Tuesday, October 27, 2009

I have started exploring transitioning


Ordered women clothes and make up.
Dressing up and see how it feels to be a woman.
Thats my plan.
If I feel better, then next step is to go out dressed as a woman.
Wonder if I will pass as a woman.
I want to figure out if I want to change my sex.
I kind of feel like I want to.

One thing that bothers me is family.
What will they think when they find out?
But I haven't had contact with most of them for several years.

I don't like my parents.
I dont really care what they think.
Why even tell my family? If I hardly have had contact with them the last couple of years and dont care what they think of my plan.....then there is no point in telling.
I don't expect any help from them anyway. This is something I have to do on my own.
I would feel shameful anyway being dressed as a woman in front of them. I imagine that would be very embarrassing at emotionally painful.

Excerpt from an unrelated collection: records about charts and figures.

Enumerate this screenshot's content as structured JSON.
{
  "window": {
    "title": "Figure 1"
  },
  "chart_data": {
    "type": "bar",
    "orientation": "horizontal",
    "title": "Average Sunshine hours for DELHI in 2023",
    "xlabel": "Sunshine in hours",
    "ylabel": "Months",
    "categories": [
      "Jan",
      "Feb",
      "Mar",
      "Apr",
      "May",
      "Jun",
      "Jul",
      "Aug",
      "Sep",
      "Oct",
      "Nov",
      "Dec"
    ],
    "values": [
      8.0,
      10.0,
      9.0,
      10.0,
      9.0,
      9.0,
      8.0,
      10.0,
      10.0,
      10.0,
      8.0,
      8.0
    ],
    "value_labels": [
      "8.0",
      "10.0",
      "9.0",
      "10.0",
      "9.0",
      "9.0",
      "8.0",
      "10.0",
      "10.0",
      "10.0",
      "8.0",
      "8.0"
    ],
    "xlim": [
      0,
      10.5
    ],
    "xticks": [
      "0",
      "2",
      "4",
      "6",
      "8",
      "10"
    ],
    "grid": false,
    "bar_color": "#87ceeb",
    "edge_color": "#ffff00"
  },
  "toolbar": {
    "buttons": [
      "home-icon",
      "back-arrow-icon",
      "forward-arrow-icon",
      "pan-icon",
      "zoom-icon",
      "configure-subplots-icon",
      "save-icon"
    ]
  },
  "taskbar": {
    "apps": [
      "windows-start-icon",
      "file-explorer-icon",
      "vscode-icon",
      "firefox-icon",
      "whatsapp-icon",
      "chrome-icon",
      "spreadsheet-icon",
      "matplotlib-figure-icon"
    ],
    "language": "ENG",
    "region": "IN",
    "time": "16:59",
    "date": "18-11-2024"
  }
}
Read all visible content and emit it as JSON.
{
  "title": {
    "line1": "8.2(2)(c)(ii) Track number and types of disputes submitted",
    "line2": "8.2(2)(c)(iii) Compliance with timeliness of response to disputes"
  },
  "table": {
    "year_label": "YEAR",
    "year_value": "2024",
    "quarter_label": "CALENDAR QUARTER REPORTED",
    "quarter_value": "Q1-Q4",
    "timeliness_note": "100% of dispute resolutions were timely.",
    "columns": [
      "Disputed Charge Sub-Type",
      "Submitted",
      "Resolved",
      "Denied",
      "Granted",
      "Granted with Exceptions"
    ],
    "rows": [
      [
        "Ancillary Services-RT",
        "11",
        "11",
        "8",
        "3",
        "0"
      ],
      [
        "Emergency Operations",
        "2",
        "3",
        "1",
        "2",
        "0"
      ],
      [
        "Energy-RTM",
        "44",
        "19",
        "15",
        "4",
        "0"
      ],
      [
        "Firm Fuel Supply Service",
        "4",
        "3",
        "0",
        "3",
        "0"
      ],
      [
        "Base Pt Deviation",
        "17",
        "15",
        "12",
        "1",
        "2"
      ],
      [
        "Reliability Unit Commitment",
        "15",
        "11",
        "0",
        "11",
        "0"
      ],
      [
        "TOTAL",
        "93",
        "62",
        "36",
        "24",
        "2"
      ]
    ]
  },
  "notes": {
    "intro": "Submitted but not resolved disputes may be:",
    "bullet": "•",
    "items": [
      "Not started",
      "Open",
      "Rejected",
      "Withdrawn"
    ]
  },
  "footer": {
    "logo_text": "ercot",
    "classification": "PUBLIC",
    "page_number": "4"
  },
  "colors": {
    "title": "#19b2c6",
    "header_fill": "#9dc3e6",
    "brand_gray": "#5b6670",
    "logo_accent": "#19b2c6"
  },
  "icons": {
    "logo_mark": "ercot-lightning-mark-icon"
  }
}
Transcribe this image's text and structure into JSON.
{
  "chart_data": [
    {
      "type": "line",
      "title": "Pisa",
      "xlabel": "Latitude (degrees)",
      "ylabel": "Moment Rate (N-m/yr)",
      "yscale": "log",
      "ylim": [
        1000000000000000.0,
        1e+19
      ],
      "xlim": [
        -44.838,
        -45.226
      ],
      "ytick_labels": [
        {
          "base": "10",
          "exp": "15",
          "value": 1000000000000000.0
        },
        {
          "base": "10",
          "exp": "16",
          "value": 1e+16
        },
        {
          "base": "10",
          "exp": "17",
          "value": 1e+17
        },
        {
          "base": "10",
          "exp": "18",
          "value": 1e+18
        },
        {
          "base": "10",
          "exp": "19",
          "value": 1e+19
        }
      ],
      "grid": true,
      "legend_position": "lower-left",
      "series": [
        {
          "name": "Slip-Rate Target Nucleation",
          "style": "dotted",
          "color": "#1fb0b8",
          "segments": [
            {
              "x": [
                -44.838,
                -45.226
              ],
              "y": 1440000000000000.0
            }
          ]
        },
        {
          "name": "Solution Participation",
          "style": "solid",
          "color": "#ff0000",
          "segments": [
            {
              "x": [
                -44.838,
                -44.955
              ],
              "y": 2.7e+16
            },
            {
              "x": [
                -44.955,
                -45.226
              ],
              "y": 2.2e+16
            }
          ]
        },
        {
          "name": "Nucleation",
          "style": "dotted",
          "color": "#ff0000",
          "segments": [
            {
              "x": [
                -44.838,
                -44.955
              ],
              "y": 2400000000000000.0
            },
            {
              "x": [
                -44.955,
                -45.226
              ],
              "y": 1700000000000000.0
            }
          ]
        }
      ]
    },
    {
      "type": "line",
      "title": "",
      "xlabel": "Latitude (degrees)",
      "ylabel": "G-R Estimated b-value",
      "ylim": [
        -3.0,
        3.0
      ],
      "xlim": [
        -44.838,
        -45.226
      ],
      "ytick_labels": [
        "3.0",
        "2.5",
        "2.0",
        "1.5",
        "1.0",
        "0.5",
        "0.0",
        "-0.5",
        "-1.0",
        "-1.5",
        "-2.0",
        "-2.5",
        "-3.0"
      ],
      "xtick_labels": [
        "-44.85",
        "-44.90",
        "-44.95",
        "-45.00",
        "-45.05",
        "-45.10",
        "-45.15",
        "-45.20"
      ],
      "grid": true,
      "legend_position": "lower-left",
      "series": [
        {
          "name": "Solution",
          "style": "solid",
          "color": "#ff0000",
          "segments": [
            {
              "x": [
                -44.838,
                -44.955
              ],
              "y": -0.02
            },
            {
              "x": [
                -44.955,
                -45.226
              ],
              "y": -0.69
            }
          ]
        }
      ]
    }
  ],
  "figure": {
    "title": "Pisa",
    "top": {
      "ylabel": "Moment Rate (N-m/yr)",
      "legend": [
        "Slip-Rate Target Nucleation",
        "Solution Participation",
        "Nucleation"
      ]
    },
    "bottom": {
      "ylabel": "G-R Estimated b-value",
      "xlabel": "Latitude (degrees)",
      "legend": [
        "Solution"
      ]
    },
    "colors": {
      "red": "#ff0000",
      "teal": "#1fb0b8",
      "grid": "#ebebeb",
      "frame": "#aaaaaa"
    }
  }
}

If I had loved my parents and I felt like the loved me....that would be one thing....but if I don't even like or respect them?

Hm....I actually feel like just starting on this journey without telling them.
Just change my sex and start a new life.
If they find out, they find out, if not, they don't.

I didn't plan on spending time with them either way.

My main problem is that I'm not happy with myself as I am now.
If transforming myself to a woman can make me happier, it will be worth it.

Im kind of doing it in stealth mode.
I like the word "stealth".
I'm living undercover, he he.
Almost like an alien transforming in secrecy to a human being.
When I'm finished I'm gonna suck your brains out. Need human brain. Me hungry.